3. The Formula and Code both offer full ROG armor.
But the Formula adds extra flair wherever possible, including two extra brushed metal plates highlighted below.
4. The M.2 covers have hinges, allowing them to be removed easily with one screw. The cover on the Formula comes in Gunmetal Grey, which makes it inconspicuous, while on the Code it is Matte Black.
5. The Formula adds AURA Sync lighting in two more zones - the tabs behind the SafeSlots, as well as the ROG logo on the PCH.
6. The Formula adds a full-board fortifier to protect the motherboard from bending when pressure is applied. It looks great and provides reassuring strength for those times when you might need to push harder, like installing stubborn CPU coolers and graphics cards, or attaching a tight-fitting 24-pin power connector. The Code might not have a fortifier, but it does offer heatsinks to cool the MOSFETs from the back.
What's in the box?
Most enthusiasts love adding accessories to their pride and joy, but the extra expenses add up. You can count on ROG motherboards to always offer plenty of goodies to add value and make building easier and more fun. Here are the goodies you'll find in the box.
The ol' trustworthy user's guide keeps you informed about the nitty-gritty, and the CPU installation tool is there in case it's been some time since you last upgraded. For mass storage, you'll still need some SATA cables; the Code comes with two pairs, while the Formula provides an extra pair. An extension cable for connecting up RGB lighting is bundled with both boards.

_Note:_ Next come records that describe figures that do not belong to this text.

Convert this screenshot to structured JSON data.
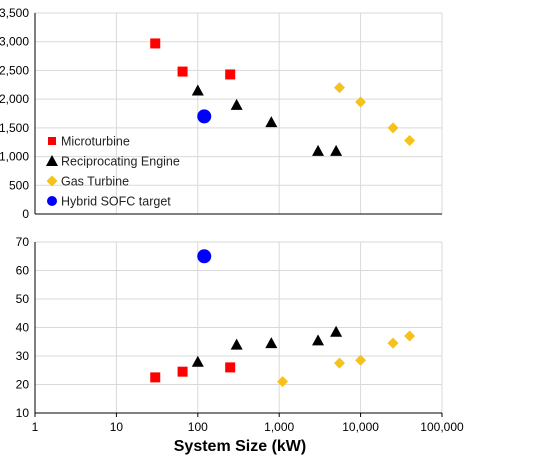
{
  "chart_data": [
    {
      "type": "scatter",
      "xscale": "log",
      "xlim": [
        1,
        100000
      ],
      "ylim": [
        0,
        3500
      ],
      "yticks": [
        "0",
        "500",
        "1,000",
        "1,500",
        "2,000",
        "2,500",
        "3,000",
        "3,500"
      ],
      "grid": true,
      "legend_position": "bottom-left",
      "series": [
        {
          "name": "Microturbine",
          "color": "#ff0000",
          "marker": "square",
          "points": [
            [
              30,
              2970
            ],
            [
              65,
              2480
            ],
            [
              250,
              2430
            ]
          ]
        },
        {
          "name": "Reciprocating Engine",
          "color": "#000000",
          "marker": "triangle",
          "points": [
            [
              100,
              2150
            ],
            [
              300,
              1900
            ],
            [
              800,
              1600
            ],
            [
              3000,
              1100
            ],
            [
              5000,
              1100
            ]
          ]
        },
        {
          "name": "Gas Turbine",
          "color": "#f5c21b",
          "marker": "diamond",
          "points": [
            [
              5500,
              2200
            ],
            [
              10000,
              1950
            ],
            [
              25000,
              1500
            ],
            [
              40000,
              1280
            ]
          ]
        },
        {
          "name": "Hybrid SOFC target",
          "color": "#0000ff",
          "marker": "circle",
          "points": [
            [
              120,
              1700
            ]
          ]
        }
      ]
    },
    {
      "type": "scatter",
      "xscale": "log",
      "xlim": [
        1,
        100000
      ],
      "ylim": [
        10,
        70
      ],
      "yticks": [
        "10",
        "20",
        "30",
        "40",
        "50",
        "60",
        "70"
      ],
      "xticks": [
        "1",
        "10",
        "100",
        "1,000",
        "10,000",
        "100,000"
      ],
      "xlabel": "System Size (kW)",
      "grid": true,
      "series": [
        {
          "name": "Microturbine",
          "color": "#ff0000",
          "marker": "square",
          "points": [
            [
              30,
              22.5
            ],
            [
              65,
              24.5
            ],
            [
              250,
              26
            ]
          ]
        },
        {
          "name": "Reciprocating Engine",
          "color": "#000000",
          "marker": "triangle",
          "points": [
            [
              100,
              28
            ],
            [
              300,
              34
            ],
            [
              800,
              34.5
            ],
            [
              3000,
              35.5
            ],
            [
              5000,
              38.5
            ]
          ]
        },
        {
          "name": "Gas Turbine",
          "color": "#f5c21b",
          "marker": "diamond",
          "points": [
            [
              1100,
              21
            ],
            [
              5500,
              27.5
            ],
            [
              10000,
              28.5
            ],
            [
              25000,
              34.5
            ],
            [
              40000,
              37
            ]
          ]
        },
        {
          "name": "Hybrid SOFC target",
          "color": "#0000ff",
          "marker": "circle",
          "points": [
            [
              120,
              65
            ]
          ]
        }
      ]
    }
  ]
}
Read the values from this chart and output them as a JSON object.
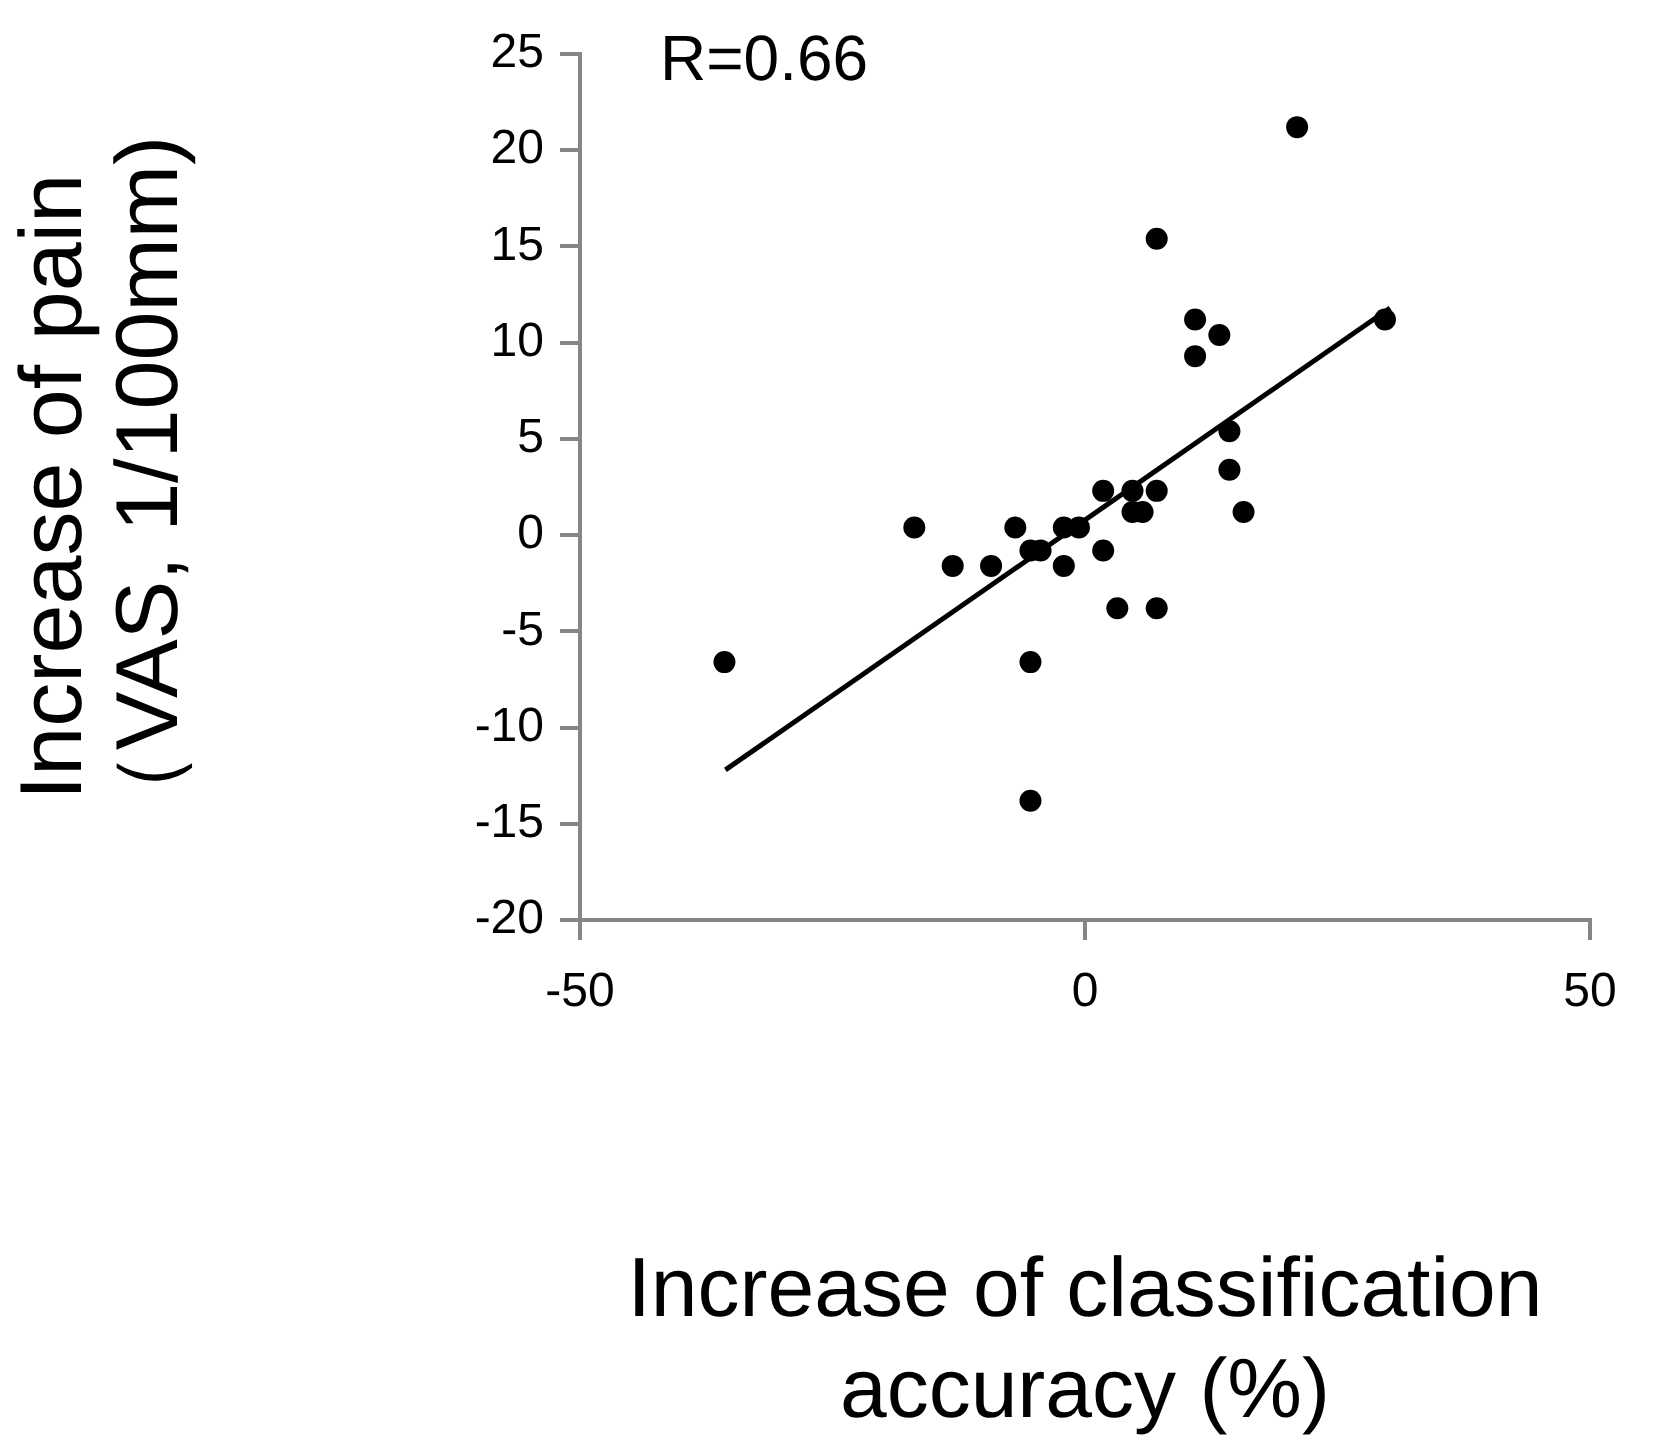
{
  "chart_data": {
    "type": "scatter",
    "xlabel": "Increase of classification accuracy (%)",
    "ylabel": "Increase of pain （VAS, 1/100mm)",
    "annotations": [
      "R=0.66"
    ],
    "xlim": [
      -50,
      50
    ],
    "xticks": [
      -50,
      0,
      50
    ],
    "ylim": [
      -20,
      25
    ],
    "yticks": [
      -20,
      -15,
      -10,
      -5,
      0,
      5,
      10,
      15,
      20,
      25
    ],
    "grid": false,
    "series": [
      {
        "type": "scatter",
        "color": "#000000",
        "marker": "circle",
        "x": [
          -35.7,
          -16.9,
          -13.1,
          -9.3,
          -6.9,
          -5.4,
          -4.4,
          -5.4,
          -5.4,
          -2.1,
          -0.6,
          -2.1,
          1.8,
          1.8,
          3.2,
          4.7,
          4.7,
          5.7,
          7.1,
          7.1,
          7.1,
          10.9,
          10.9,
          13.3,
          14.3,
          14.3,
          15.7,
          21.0,
          29.7
        ],
        "values": [
          -6.6,
          0.4,
          -1.6,
          -1.6,
          0.4,
          -0.8,
          -0.8,
          -6.6,
          -13.8,
          0.4,
          0.4,
          -1.6,
          2.3,
          -0.8,
          -3.8,
          2.3,
          1.2,
          1.2,
          2.3,
          -3.8,
          15.4,
          11.2,
          9.3,
          10.4,
          5.4,
          3.4,
          1.2,
          21.2,
          11.2
        ]
      },
      {
        "type": "line",
        "color": "#000000",
        "marker": "none",
        "line_style": "solid",
        "x": [
          -35.6,
          30.2
        ],
        "values": [
          -12.2,
          11.8
        ]
      }
    ]
  }
}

It's always preferable to complete a build with matching colors, components, and decor. That's precisely why the ROG Certified program was created. By just getting the Formula or Code, you're ready to match a growing collection of ROG-approved products.
You can choose to extend the ROG theme across your build by applying the bundled stickers for fans, cables, and the chassis. You can color-code your cables and use the metal ROG badge as the finishing touch on your case. For more choices for cables and lighting, a 20%-off voucher for CableMod is included in the box. There's even an ROG coaster to match the Claymore and Spatha on your desk.
An M.2 bracket is supplied for your second M.2 SSD. Here's a guide to setting up two of them in a RAID 0 configuration for extreme speed.
An external magnetic antenna for the 2T2R Wi-Fi with MU-MIMO is supplied for better reception. A high-bandwidth SLI bridge is bundled - and ripe for a 3D-printed cover - but if you're interested in added RGB lighting with a touch panel, check out our premium SLI bridge. Finally, there's the small-but-convenient Q-connector that helps you connect the chassis buttons and lights easily.
The Formula and Code are both great motherboards with the same DNA. If you can determine what you want to do with your system, you can pick one that will leave you more than happy for years to come. The Code is tuned for gaming and overclocking enthusiasts ready to move up to the next level in aesthetics and customization, while the Formula is for liquid-cooling and modding aficionados who want to make their rigs really stand out.